Category: Fracture

  • August Bank Holiday

    Continual strength and stamina in my body and improvement of my wrist as well as my ankle and feet.

    This morning I went swimming and walked from home which took about 25 minutes. I am quite thrilled with myself as I managed to push up onto the ledge with my body weight onto my hands and get myself out of the pool, this is the first time I have managed to do this since swimming in this pool, as there is no ladder going in and I have to crouch down to get onto my bottom and then swing my legs into the pool, it is quite a sight. 

    Around three weeks ago I managed for the first time to lift myself out of the bath and push my weight onto my hands to get myself out of the bath front facing. I am still in recovery with continual daily physio exercise and I have alarms set on my phone for times to do my exercises, sometimes I can be a bit slack especially when I feel I have had enough and when will this healing be completed so I do not need to do any more physio, then I remember I need to keep my mind set strong and realise I have to keep going. There is a saying “that Rome wasn’t built in a day”, which is very true, people turned up for work and progressed throughout the day with their tasks they needed to complete and the same goes for my wrist and ankle recovery.

    The picture is of a flower that dropped from a bunch if flowers onto the table and put into a glass of water. I recognised the colourful lilies as I bought a bunch for my sister’s birthday at the beginning of August.

  • Ivory Flower

    I have been approached to be part of a auction on Facebook, so while recovering from my broken wrist I was thinking it is best to use one of the existing flowers that I normally sell at Greenwich market. 
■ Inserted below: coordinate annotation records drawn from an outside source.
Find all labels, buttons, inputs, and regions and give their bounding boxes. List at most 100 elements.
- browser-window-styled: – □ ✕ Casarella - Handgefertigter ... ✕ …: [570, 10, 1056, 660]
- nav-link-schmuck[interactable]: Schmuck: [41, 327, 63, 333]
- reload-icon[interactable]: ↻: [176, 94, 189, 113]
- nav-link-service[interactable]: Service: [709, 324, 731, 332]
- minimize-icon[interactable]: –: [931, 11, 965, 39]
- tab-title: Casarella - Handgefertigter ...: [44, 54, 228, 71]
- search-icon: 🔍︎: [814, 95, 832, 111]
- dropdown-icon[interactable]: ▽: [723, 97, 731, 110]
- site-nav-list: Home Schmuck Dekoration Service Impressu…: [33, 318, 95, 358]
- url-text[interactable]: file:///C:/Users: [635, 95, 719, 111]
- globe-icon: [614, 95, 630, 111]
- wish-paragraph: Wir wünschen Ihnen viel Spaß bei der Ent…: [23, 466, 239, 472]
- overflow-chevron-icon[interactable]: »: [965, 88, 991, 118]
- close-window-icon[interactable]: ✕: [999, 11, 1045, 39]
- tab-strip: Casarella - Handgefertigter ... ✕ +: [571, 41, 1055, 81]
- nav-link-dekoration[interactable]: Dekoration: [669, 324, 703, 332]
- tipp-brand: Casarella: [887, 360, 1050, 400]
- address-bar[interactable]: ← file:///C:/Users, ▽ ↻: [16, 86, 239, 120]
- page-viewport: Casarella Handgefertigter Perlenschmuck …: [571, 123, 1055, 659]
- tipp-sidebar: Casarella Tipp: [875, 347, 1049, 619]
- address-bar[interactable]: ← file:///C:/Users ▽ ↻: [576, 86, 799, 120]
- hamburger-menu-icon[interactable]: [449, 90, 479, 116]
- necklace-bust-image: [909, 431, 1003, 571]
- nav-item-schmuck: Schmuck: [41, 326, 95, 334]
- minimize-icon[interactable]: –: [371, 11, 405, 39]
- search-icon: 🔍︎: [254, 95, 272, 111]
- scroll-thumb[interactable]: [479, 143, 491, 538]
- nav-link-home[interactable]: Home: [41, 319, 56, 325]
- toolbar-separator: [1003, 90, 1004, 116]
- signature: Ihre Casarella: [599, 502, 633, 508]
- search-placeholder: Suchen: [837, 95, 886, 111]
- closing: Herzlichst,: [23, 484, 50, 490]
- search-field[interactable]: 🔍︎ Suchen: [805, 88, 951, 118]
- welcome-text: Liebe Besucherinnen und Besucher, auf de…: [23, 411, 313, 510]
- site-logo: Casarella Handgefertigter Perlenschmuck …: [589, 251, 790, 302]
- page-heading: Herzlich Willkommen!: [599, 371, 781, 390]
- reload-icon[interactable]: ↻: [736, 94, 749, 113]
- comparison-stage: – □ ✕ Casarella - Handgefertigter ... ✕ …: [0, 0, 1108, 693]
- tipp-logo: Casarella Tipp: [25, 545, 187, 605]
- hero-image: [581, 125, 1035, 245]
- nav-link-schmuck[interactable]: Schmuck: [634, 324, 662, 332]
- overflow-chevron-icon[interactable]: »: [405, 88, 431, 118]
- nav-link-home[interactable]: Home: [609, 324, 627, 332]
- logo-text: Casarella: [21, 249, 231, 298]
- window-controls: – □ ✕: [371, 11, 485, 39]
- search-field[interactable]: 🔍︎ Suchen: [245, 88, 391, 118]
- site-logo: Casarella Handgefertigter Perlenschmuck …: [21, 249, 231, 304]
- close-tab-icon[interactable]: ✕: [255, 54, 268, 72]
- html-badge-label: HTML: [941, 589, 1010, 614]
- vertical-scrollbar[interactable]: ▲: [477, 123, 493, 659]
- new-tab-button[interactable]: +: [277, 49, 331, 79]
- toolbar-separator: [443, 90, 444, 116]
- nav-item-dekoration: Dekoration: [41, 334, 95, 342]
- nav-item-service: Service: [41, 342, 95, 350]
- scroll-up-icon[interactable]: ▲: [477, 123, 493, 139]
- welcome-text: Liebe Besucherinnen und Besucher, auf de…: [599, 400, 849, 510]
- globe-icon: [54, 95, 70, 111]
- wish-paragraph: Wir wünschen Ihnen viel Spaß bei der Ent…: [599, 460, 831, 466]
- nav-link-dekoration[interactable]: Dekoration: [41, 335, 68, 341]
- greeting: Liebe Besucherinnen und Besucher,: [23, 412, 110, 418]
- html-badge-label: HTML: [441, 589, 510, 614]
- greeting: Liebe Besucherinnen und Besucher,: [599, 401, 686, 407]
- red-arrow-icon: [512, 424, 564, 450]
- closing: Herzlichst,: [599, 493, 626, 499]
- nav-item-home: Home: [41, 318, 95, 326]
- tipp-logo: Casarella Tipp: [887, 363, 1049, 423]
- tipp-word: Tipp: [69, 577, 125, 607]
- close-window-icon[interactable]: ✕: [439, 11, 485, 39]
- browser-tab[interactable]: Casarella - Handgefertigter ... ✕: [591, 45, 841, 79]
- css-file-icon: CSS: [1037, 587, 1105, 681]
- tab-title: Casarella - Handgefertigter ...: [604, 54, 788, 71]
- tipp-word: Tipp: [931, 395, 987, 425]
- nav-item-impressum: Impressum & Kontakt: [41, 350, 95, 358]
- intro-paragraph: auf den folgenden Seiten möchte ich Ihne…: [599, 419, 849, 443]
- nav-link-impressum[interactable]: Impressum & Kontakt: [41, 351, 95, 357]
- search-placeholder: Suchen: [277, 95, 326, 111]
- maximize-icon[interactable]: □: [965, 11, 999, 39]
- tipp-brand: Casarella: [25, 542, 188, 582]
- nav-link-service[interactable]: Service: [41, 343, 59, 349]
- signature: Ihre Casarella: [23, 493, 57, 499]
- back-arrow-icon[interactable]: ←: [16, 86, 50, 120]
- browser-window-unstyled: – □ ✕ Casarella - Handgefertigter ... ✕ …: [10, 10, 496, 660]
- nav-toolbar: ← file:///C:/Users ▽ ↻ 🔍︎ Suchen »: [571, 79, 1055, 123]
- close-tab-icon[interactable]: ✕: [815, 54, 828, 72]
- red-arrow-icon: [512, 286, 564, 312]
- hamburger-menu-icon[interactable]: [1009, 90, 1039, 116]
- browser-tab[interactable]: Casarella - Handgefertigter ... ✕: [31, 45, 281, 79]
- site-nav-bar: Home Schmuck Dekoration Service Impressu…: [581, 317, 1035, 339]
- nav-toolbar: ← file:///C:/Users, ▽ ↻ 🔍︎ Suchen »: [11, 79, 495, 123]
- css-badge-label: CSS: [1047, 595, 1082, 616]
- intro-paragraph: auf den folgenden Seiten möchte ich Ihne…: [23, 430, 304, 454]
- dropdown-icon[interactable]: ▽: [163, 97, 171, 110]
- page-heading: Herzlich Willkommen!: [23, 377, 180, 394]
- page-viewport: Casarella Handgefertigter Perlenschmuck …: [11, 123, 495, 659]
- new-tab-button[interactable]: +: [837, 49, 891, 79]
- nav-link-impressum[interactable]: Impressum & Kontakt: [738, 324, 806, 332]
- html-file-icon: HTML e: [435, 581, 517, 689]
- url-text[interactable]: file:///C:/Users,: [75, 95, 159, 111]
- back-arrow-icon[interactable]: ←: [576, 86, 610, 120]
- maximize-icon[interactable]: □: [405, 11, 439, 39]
    The ivory flower has wire work as a central theme, I was working on developing ideas with wire to incorporate into the fascinators, this small flower is the only one of its kind in the smaller flower range.

    You can wear this ivory flower as a lapel pin to secure your scarf or onto your jacket as a broach or as a hair flower on the side. 

  • High Drama Casts On and Off

    Sunday 8th August saw me back in the hospital, this time not at A&E, but Sacu, I waited to see Dr Burnham, he is a kind and gentle doctor who listened to me about the story of the accident and the stages of being given different casts. I went back to see him as the side of the new cast had become sharp once it was dried, (he gave me a back slab)and it was causing irritation and I was having slight pins and needles, thankfully it wasn’t what it was like as I was given this cast…

    It pinched my thumb, hand and wrist and I had pins and needles from the tips of my right foot, tips of fingers of red hand and upper arm travelling up to my shoulder across the back of shoulders slightly down my back and travelling down the left shoulder and arm.  I knew it wasn’t normal, but the thing was I had only been home from A&E for less than an hour, the cast I was given was on the Friday was a fibre cast and I choose blue, quite a calming colour to look at when looking at my wrist, I am digressing, I had gone to bed and the pins and needles were much fierce this time and knew I had to go back.

    Dr Burnham said if there were any issues with the back slab, (which is the same as 1st image), to come back and see him, I was so confident that there wouldn’t be that I said I wouldn’t be back, in a way I now see it was the right thing to have gone back to see him, as while I was waiting my blood pressure was taken and this time it was normal, Saturday the pressure was ridiculously high. Dr Burnham showed up with another colleague who was a consultant called Dr Varma and he scared the willies into me, because the cast was taken off and he demanded that I make a fist with my right hand, I was in pain and the fingers were stiffened. Dr Varma said something very key, that if I cannot get my hand moving I wouldn’t be able to do embroidery and that is what scared me, not to be able to go back to my work of creating, designing and making.